Le moment de l’inhumation fut plus doux et plus léger, nous avions la chanson en tête, et quelques larmes sur les visages s’étaient effacées. Ma maman a tenu à lire à son tour, un texte pour sa maman :
« Une maman, c’est celle qui a froid à ta place, qui te couvre d’un manteau, autant qu’elle te couvre de baisers. Une maman, c’est celle qui devine les petits et les grands secrets, celle qui sens, lorsque ton cœur est ému ou brisé. Une maman c’est celle qui trouve toujours ce que tu perds, un vêtement, un jouet, une joie de vivre envolée. Une maman, c’est celle qui t’a un jour fait honte, celle que tu as trouvé ringarde, gênante, celle qui t’a déposé loin du collège, un jour d’adolescence…
Une maman, c’est celle qui voit tes yeux rouges remplis de larmes, c’est celle qui, sans dire un mot, te prends dans ses bras, lorsque la tristesse te désarme.
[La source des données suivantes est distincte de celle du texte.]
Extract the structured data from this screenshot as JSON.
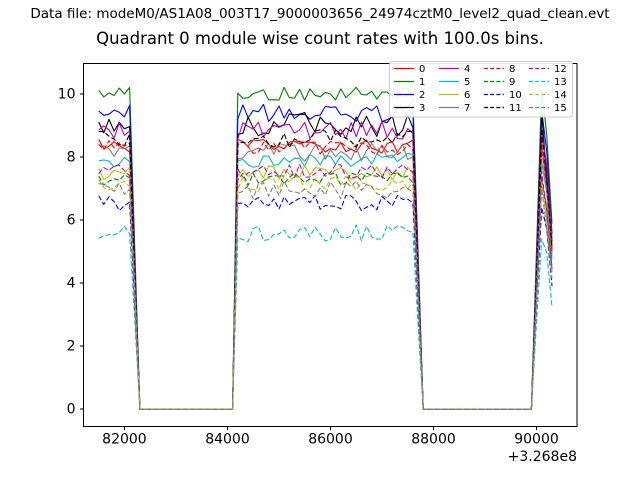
{
  "figure": {
    "background": "#ffffff",
    "axis_color": "#000000",
    "legend_border_color": "#cccccc",
    "legend_background": "rgba(255,255,255,0.9)"
  },
  "chart_data": {
    "type": "line",
    "suptitle": "Data file: modeM0/AS1A08_003T17_9000003656_24974cztM0_level2_quad_clean.evt",
    "title": "Quadrant 0 module wise count rates with 100.0s bins.",
    "xlabel": "",
    "ylabel": "",
    "grid": false,
    "legend_position": "upper right",
    "legend_ncol": 4,
    "x_offset_text": "+3.268e8",
    "xlim": [
      81205,
      90786
    ],
    "ylim": [
      -0.55,
      10.97
    ],
    "xticks": [
      {
        "value": 82000,
        "label": "82000"
      },
      {
        "value": 84000,
        "label": "84000"
      },
      {
        "value": 86000,
        "label": "86000"
      },
      {
        "value": 88000,
        "label": "88000"
      },
      {
        "value": 90000,
        "label": "90000"
      }
    ],
    "yticks": [
      {
        "value": 0,
        "label": "0"
      },
      {
        "value": 2,
        "label": "2"
      },
      {
        "value": 4,
        "label": "4"
      },
      {
        "value": 6,
        "label": "6"
      },
      {
        "value": 8,
        "label": "8"
      },
      {
        "value": 10,
        "label": "10"
      }
    ],
    "x_start": 81500,
    "x_end": 90300,
    "bin_seconds": 100,
    "factor_breakpoints": [
      [
        81500,
        1
      ],
      [
        82150,
        1
      ],
      [
        82250,
        0
      ],
      [
        84100,
        0
      ],
      [
        84200,
        1
      ],
      [
        87650,
        1
      ],
      [
        87750,
        0
      ],
      [
        89900,
        0
      ],
      [
        90000,
        0.5
      ],
      [
        90100,
        1
      ],
      [
        90200,
        0.85
      ],
      [
        90300,
        0.6
      ]
    ],
    "series": [
      {
        "label": "0",
        "color": "#ff0000",
        "dash": false,
        "level": 8.35,
        "amp": 0.22
      },
      {
        "label": "1",
        "color": "#008000",
        "dash": false,
        "level": 10.0,
        "amp": 0.22
      },
      {
        "label": "2",
        "color": "#0000ff",
        "dash": false,
        "level": 9.4,
        "amp": 0.28
      },
      {
        "label": "3",
        "color": "#000000",
        "dash": false,
        "level": 9.05,
        "amp": 0.4
      },
      {
        "label": "4",
        "color": "#bf00bf",
        "dash": false,
        "level": 8.85,
        "amp": 0.28
      },
      {
        "label": "5",
        "color": "#00bfbf",
        "dash": false,
        "level": 7.9,
        "amp": 0.22
      },
      {
        "label": "6",
        "color": "#bfbf00",
        "dash": false,
        "level": 7.5,
        "amp": 0.25
      },
      {
        "label": "7",
        "color": "#808080",
        "dash": false,
        "level": 8.15,
        "amp": 0.3
      },
      {
        "label": "8",
        "color": "#ff0000",
        "dash": true,
        "level": 8.3,
        "amp": 0.22
      },
      {
        "label": "9",
        "color": "#008000",
        "dash": true,
        "level": 7.3,
        "amp": 0.2
      },
      {
        "label": "10",
        "color": "#0000ff",
        "dash": true,
        "level": 6.55,
        "amp": 0.25
      },
      {
        "label": "11",
        "color": "#000000",
        "dash": true,
        "level": 8.6,
        "amp": 0.3
      },
      {
        "label": "12",
        "color": "#bf00bf",
        "dash": true,
        "level": 7.55,
        "amp": 0.22
      },
      {
        "label": "13",
        "color": "#00bfbf",
        "dash": true,
        "level": 5.6,
        "amp": 0.28
      },
      {
        "label": "14",
        "color": "#bfbf00",
        "dash": true,
        "level": 7.15,
        "amp": 0.25
      },
      {
        "label": "15",
        "color": "#808080",
        "dash": true,
        "level": 6.95,
        "amp": 0.3
      }
    ]
  }
}
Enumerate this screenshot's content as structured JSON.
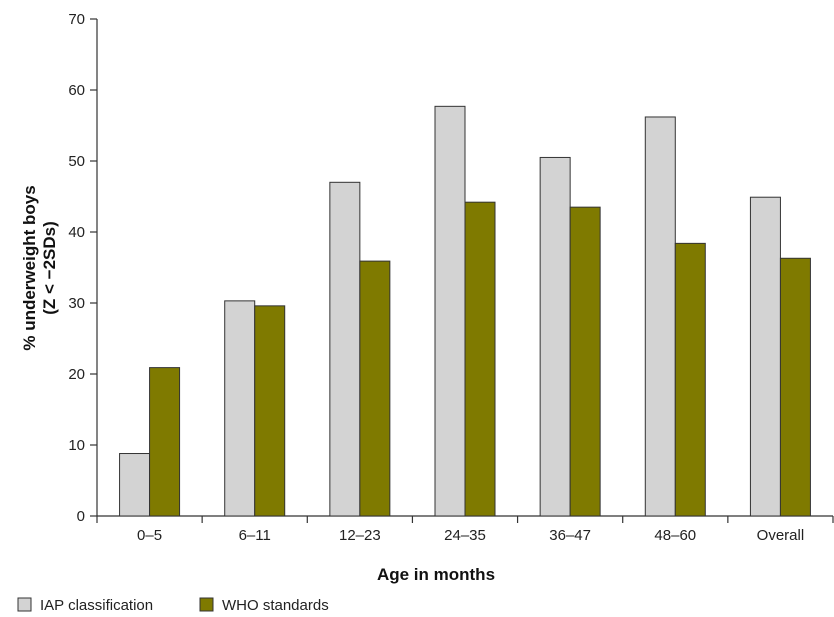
{
  "chart_data": {
    "type": "bar",
    "categories": [
      "0–5",
      "6–11",
      "12–23",
      "24–35",
      "36–47",
      "48–60",
      "Overall"
    ],
    "series": [
      {
        "name": "IAP classification",
        "color": "#d3d3d3",
        "values": [
          8.8,
          30.3,
          47.0,
          57.7,
          50.5,
          56.2,
          44.9
        ]
      },
      {
        "name": "WHO standards",
        "color": "#7f7a00",
        "values": [
          20.9,
          29.6,
          35.9,
          44.2,
          43.5,
          38.4,
          36.3
        ]
      }
    ],
    "xlabel": "Age in months",
    "ylabel_line1": "% underweight boys",
    "ylabel_line2": "(Z < −2SDs)",
    "ylim": [
      0,
      70
    ],
    "yticks": [
      "0",
      "10",
      "20",
      "30",
      "40",
      "50",
      "60",
      "70"
    ],
    "grid": false,
    "legend_position": "bottom-left"
  }
}
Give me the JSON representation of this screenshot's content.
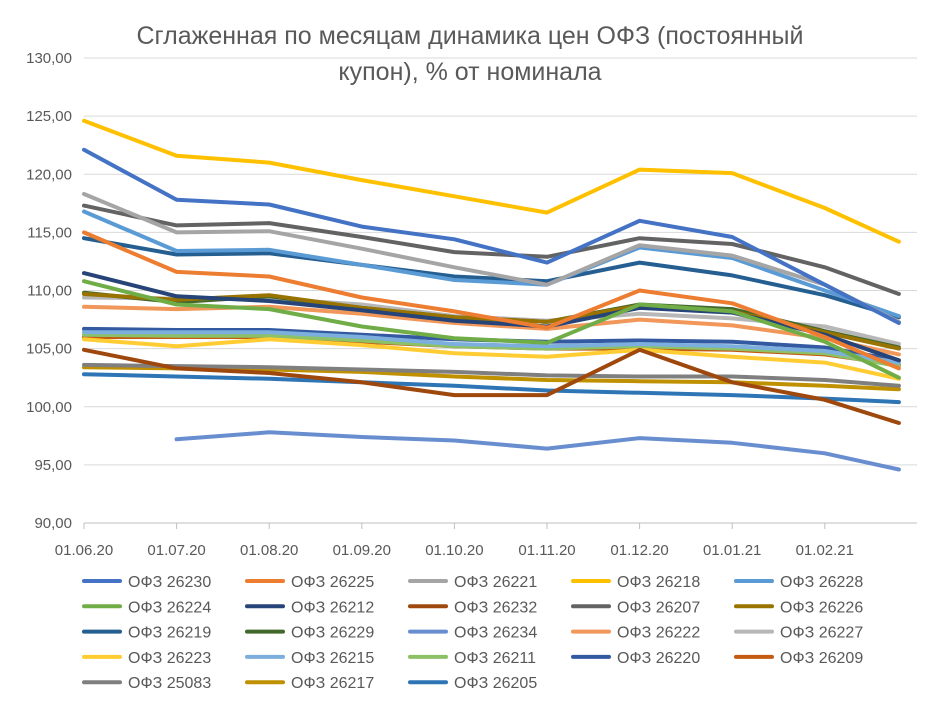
{
  "chart_data": {
    "type": "line",
    "title_lines": [
      "Сглаженная по месяцам динамика цен ОФЗ (постоянный",
      "купон), % от номинала"
    ],
    "xlabel": "",
    "ylabel": "",
    "ylim": [
      90,
      130
    ],
    "y_ticks": [
      "130,00",
      "125,00",
      "120,00",
      "115,00",
      "110,00",
      "105,00",
      "100,00",
      "95,00",
      "90,00"
    ],
    "x_ticks": [
      "01.06.20",
      "01.07.20",
      "01.08.20",
      "01.09.20",
      "01.10.20",
      "01.11.20",
      "01.12.20",
      "01.01.21",
      "01.02.21"
    ],
    "x": [
      0,
      1,
      2,
      3,
      4,
      5,
      6,
      7,
      8,
      8.8
    ],
    "grid": "horizontal",
    "legend_position": "bottom",
    "series": [
      {
        "name": "ОФЗ 26230",
        "color": "#4472C4",
        "values": [
          122.1,
          117.8,
          117.4,
          115.5,
          114.4,
          112.4,
          116.0,
          114.6,
          110.5,
          107.2
        ]
      },
      {
        "name": "ОФЗ 26225",
        "color": "#ED7D31",
        "values": [
          115.0,
          111.6,
          111.2,
          109.4,
          108.2,
          106.8,
          110.0,
          108.9,
          106.0,
          103.3
        ]
      },
      {
        "name": "ОФЗ 26221",
        "color": "#A5A5A5",
        "values": [
          118.3,
          115.0,
          115.1,
          113.6,
          112.0,
          110.5,
          113.9,
          113.0,
          110.5,
          107.3
        ]
      },
      {
        "name": "ОФЗ 26218",
        "color": "#FFC000",
        "values": [
          124.6,
          121.6,
          121.0,
          119.5,
          118.1,
          116.7,
          120.4,
          120.1,
          117.1,
          114.2
        ]
      },
      {
        "name": "ОФЗ 26228",
        "color": "#5B9BD5",
        "values": [
          116.8,
          113.4,
          113.5,
          112.2,
          110.9,
          110.5,
          113.7,
          112.8,
          110.0,
          107.8
        ]
      },
      {
        "name": "ОФЗ 26224",
        "color": "#70AD47",
        "values": [
          110.8,
          108.8,
          108.4,
          106.9,
          105.9,
          105.5,
          108.8,
          108.2,
          105.6,
          102.5
        ]
      },
      {
        "name": "ОФЗ 26212",
        "color": "#264478",
        "values": [
          111.5,
          109.5,
          109.1,
          108.3,
          107.4,
          106.9,
          108.5,
          108.1,
          106.2,
          104.0
        ]
      },
      {
        "name": "ОФЗ 26232",
        "color": "#9E480E",
        "values": [
          104.9,
          103.3,
          102.9,
          102.1,
          101.0,
          101.0,
          104.9,
          102.1,
          100.6,
          98.6
        ]
      },
      {
        "name": "ОФЗ 26207",
        "color": "#636363",
        "values": [
          117.3,
          115.6,
          115.8,
          114.6,
          113.3,
          112.9,
          114.5,
          114.0,
          112.0,
          109.7
        ]
      },
      {
        "name": "ОФЗ 26226",
        "color": "#997300",
        "values": [
          109.7,
          109.2,
          109.6,
          108.5,
          107.7,
          107.3,
          108.7,
          108.2,
          106.4,
          105.0
        ]
      },
      {
        "name": "ОФЗ 26219",
        "color": "#255E91",
        "values": [
          114.5,
          113.1,
          113.2,
          112.2,
          111.2,
          110.8,
          112.4,
          111.3,
          109.6,
          107.7
        ]
      },
      {
        "name": "ОФЗ 26229",
        "color": "#43682B",
        "values": [
          109.8,
          109.0,
          109.5,
          108.5,
          107.7,
          107.3,
          108.8,
          108.4,
          106.5,
          105.1
        ]
      },
      {
        "name": "ОФЗ 26234",
        "color": "#698ED0",
        "values": [
          null,
          97.2,
          97.8,
          97.4,
          97.1,
          96.4,
          97.3,
          96.9,
          96.0,
          94.6
        ]
      },
      {
        "name": "ОФЗ 26222",
        "color": "#F1975A",
        "values": [
          108.6,
          108.4,
          108.6,
          108.0,
          107.2,
          106.7,
          107.5,
          107.0,
          105.9,
          104.5
        ]
      },
      {
        "name": "ОФЗ 26227",
        "color": "#B7B7B7",
        "values": [
          109.4,
          109.3,
          109.3,
          108.8,
          107.8,
          107.4,
          108.0,
          107.6,
          106.9,
          105.4
        ]
      },
      {
        "name": "ОФЗ 26223",
        "color": "#FFCD33",
        "values": [
          105.8,
          105.2,
          105.8,
          105.3,
          104.6,
          104.3,
          104.9,
          104.3,
          103.8,
          102.4
        ]
      },
      {
        "name": "ОФЗ 26215",
        "color": "#7CAFDD",
        "values": [
          106.4,
          106.4,
          106.4,
          106.0,
          105.4,
          105.2,
          105.4,
          105.2,
          104.8,
          103.8
        ]
      },
      {
        "name": "ОФЗ 26211",
        "color": "#8CC168",
        "values": [
          106.2,
          106.1,
          106.1,
          105.7,
          105.2,
          105.0,
          105.2,
          105.0,
          104.6,
          103.5
        ]
      },
      {
        "name": "ОФЗ 26220",
        "color": "#335AA1",
        "values": [
          106.7,
          106.6,
          106.6,
          106.2,
          105.8,
          105.6,
          105.7,
          105.6,
          105.1,
          104.0
        ]
      },
      {
        "name": "ОФЗ 26209",
        "color": "#C55A11",
        "values": [
          106.0,
          106.0,
          106.0,
          105.6,
          105.2,
          105.0,
          105.0,
          104.9,
          104.5,
          103.6
        ]
      },
      {
        "name": "ОФЗ 25083",
        "color": "#7F7F7F",
        "values": [
          103.6,
          103.5,
          103.4,
          103.2,
          103.0,
          102.7,
          102.6,
          102.6,
          102.3,
          101.8
        ]
      },
      {
        "name": "ОФЗ 26217",
        "color": "#BF9000",
        "values": [
          103.4,
          103.3,
          103.2,
          103.0,
          102.6,
          102.3,
          102.2,
          102.1,
          101.8,
          101.5
        ]
      },
      {
        "name": "ОФЗ 26205",
        "color": "#2E75B6",
        "values": [
          102.8,
          102.6,
          102.4,
          102.1,
          101.8,
          101.4,
          101.2,
          101.0,
          100.7,
          100.4
        ]
      }
    ]
  }
}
Une maman, c’est celle qui te demande de finir ton assiette un jour, mais comparé à cette dernière, son cœur est toujours rempli d’amour. Une maman, c’est celle qui attend ton retour à la fenêtre, lorsque tu pars le soir, faire la fête. C’est celle qui aura le souci de te voir revenir, et qui s’attendra parfois au pire.
Une maman, c’est celle qui voit son enfant qui grandit, de ses premiers pas, à son premier job, elle l’accompagne dans toutes les étapes de sa vie. Mais, c’est celle qui voit aussi qu’elle vieillit, lorsqu’un jour, un enfant l’appelle « mamie. » Une maman, c’est celle qui n’est pas parfaite, qui fait des erreurs, qui crie, qui punit, parfois à contrecœur. Mais celle qui n’en reste pas moins la personne qui nous pardonne tout, et pour notre bonheur, donnerait sa vie.
Alors, pour ma maman , et toutes les mamans du monde qui font de leur mieux chaque jour : Merci. »
Elle en a reçu de l’amour mamie Jane. Je suis heureuse qu’elle ai pu terminer sa vie entourée de cette façon là, la maladie met la pagaille dans le cœur et dans la tête, et s’accrocher à un sourire permet d’adoucir les journées qui peuvent être longues, lorsque la seule issue reste la mort pour être en paix.
Mais moi je n’oublierai jamais cette journée où la lumière a jailli de son esprit. Cette lumière que rien ne pouvait refaire briller, et il a suffit d’un biscuit, pour tout réaligner. J’aurais aimé figer ce moment à tout jamais, je ne la voyais plus malade, elle était comme réanimée. Je suis heureuse d’avoir assisté à ce magnifique moment, qui a été un cadeau pour mes yeux et mon cœur. Elle était courageuse de mener un combat qu’elle perdrait forcément.
Mamie Jane est morte avec l’âme en fleur, grâce au goût de l’enfance, que lui a offert ce petit beurre.